Memory is one of the most important aspects of creatures with higher intelligence, and it was recently found that animals can mentally replay past events. Altering the processes that control memory could be enormously useful — as in restoring positive memories — or enormously harmful — as in deleting memories of events that were vital to learning. That’s technology’s lack of a moral imperative though — the outcome depends on how it’s used.
UCLA biologists report they have transferred a memory from one marine snail to another, creating an artificial memory, by injecting RNA from one to another. This research could lead to new ways to lessen the trauma of painful memories with RNA and to restore lost memories.
“I think in the not-too-distant future, we could potentially use RNA to ameliorate the effects of Alzheimer’s disease or post-traumatic stress disorder,” said David Glanzman, senior author of the study and a UCLA professor of integrative biology and physiology and of neurobiology. The team’s research is published May 14 in eNeuro, the online journal of the Society for Neuroscience.
RNA, or ribonucleic acid, has been widely known as a cellular messenger that makes proteins and carries out DNA’s instructions to other parts of the cell. It is now understood to have other important functions besides protein coding, including regulation of a variety of cellular processes involved in development and disease.

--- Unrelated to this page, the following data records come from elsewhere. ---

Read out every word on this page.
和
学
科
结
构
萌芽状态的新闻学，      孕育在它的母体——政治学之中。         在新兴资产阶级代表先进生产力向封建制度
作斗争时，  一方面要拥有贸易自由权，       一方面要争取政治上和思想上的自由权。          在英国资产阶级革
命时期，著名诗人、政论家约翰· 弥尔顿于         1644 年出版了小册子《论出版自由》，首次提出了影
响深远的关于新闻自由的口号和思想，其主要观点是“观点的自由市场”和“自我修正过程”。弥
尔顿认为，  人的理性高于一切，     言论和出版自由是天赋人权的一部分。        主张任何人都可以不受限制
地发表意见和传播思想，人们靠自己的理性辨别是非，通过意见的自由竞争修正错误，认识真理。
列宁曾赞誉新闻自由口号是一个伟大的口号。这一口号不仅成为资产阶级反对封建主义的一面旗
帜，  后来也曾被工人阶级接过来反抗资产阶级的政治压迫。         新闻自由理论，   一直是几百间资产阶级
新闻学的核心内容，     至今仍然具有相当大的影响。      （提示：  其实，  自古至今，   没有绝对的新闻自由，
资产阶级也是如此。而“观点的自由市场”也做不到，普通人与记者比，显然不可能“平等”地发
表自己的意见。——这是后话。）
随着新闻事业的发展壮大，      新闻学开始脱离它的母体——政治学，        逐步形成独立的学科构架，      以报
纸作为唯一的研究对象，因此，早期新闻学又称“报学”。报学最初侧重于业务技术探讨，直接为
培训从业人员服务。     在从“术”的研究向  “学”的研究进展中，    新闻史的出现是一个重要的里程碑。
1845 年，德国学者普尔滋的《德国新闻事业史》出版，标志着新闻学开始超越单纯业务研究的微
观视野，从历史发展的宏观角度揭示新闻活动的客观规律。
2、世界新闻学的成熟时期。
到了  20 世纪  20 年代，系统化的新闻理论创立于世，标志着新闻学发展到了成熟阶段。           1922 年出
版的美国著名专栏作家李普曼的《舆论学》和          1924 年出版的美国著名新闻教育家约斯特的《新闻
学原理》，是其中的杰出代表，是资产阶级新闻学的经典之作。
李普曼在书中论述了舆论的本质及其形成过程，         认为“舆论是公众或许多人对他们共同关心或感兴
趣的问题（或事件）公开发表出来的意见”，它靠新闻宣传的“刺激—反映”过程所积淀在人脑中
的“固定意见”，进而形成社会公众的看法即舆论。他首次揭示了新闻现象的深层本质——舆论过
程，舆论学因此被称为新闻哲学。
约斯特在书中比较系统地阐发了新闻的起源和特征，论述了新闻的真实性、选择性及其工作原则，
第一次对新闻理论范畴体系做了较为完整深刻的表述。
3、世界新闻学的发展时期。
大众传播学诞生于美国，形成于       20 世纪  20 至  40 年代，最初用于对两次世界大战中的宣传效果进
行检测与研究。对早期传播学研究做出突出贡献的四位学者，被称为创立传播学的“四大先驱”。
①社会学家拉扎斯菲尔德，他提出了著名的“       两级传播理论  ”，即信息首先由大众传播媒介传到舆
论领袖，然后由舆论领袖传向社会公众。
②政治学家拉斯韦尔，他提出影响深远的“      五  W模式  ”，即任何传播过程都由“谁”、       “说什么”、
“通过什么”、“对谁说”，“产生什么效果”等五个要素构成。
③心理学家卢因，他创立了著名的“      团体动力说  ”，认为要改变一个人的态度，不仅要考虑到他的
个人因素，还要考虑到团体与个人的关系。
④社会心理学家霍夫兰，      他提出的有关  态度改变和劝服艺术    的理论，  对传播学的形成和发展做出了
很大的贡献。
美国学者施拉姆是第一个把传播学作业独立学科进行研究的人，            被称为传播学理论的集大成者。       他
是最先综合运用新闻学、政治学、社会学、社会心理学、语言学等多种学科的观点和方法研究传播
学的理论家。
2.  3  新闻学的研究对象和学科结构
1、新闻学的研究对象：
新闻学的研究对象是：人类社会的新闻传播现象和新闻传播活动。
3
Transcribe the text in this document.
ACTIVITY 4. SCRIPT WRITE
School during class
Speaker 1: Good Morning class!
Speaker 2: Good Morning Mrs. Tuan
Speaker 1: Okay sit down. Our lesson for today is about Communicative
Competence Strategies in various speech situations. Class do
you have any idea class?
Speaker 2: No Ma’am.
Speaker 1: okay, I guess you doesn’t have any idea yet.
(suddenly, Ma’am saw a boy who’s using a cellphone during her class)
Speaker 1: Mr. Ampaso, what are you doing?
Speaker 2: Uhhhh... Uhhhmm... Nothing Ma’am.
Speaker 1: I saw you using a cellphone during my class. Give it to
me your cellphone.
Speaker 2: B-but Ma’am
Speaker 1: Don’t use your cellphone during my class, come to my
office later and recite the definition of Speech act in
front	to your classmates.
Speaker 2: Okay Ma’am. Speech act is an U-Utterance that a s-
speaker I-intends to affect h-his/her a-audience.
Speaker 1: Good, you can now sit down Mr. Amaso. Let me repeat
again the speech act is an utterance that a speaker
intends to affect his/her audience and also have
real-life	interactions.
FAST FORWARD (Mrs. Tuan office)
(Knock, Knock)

The researchers gave mild electric shocks to the tails of a species of marine snail called Aplysia. The snails received five tail shocks, one every 20 minutes, and then five more 24 hours later. The shocks enhance the snail’s defensive withdrawal reflex, a response it displays for protection from potential harm. When the researchers subsequently tapped the snails, they found those that had been given the shocks displayed a defensive contraction that lasted an average of 50 seconds, a simple type of learning known as “sensitization.” Those that had not been given the shocks contracted for only about one second.
The life scientists extracted RNA from the nervous systems of marine snails that received the tail shocks the day after the second series of shocks, and also from marine snails that did not receive any shocks. Then the RNA from the first (sensitized) group was injected into seven marine snails that had not received any shocks, and the RNA from the second group was injected into a control group of seven other snails that also had not received any shocks.
Remarkably, the scientists found that the seven that received the RNA from snails that were given the shocks behaved as if they themselves had received the tail shocks: They displayed a defensive contraction that lasted an average of about 40 seconds.
Scientists know more about the cell biology of this simple form of learning in this animal than any other form of learning in any other organism, Glanzman said. The cellular and molecular processes seem to be very similar between the marine snail and humans, even though the snail has about 20,000 neurons in its central nervous system and humans are thought to have about 100 billion.
In the future, Glanzman said, it is possible that RNA can be used to awaken and restore memories that have gone dormant in the early stages of Alzheimer’s disease. He and his colleagues published research in the journal eLife in 2014 indicating that lost memories can be restored.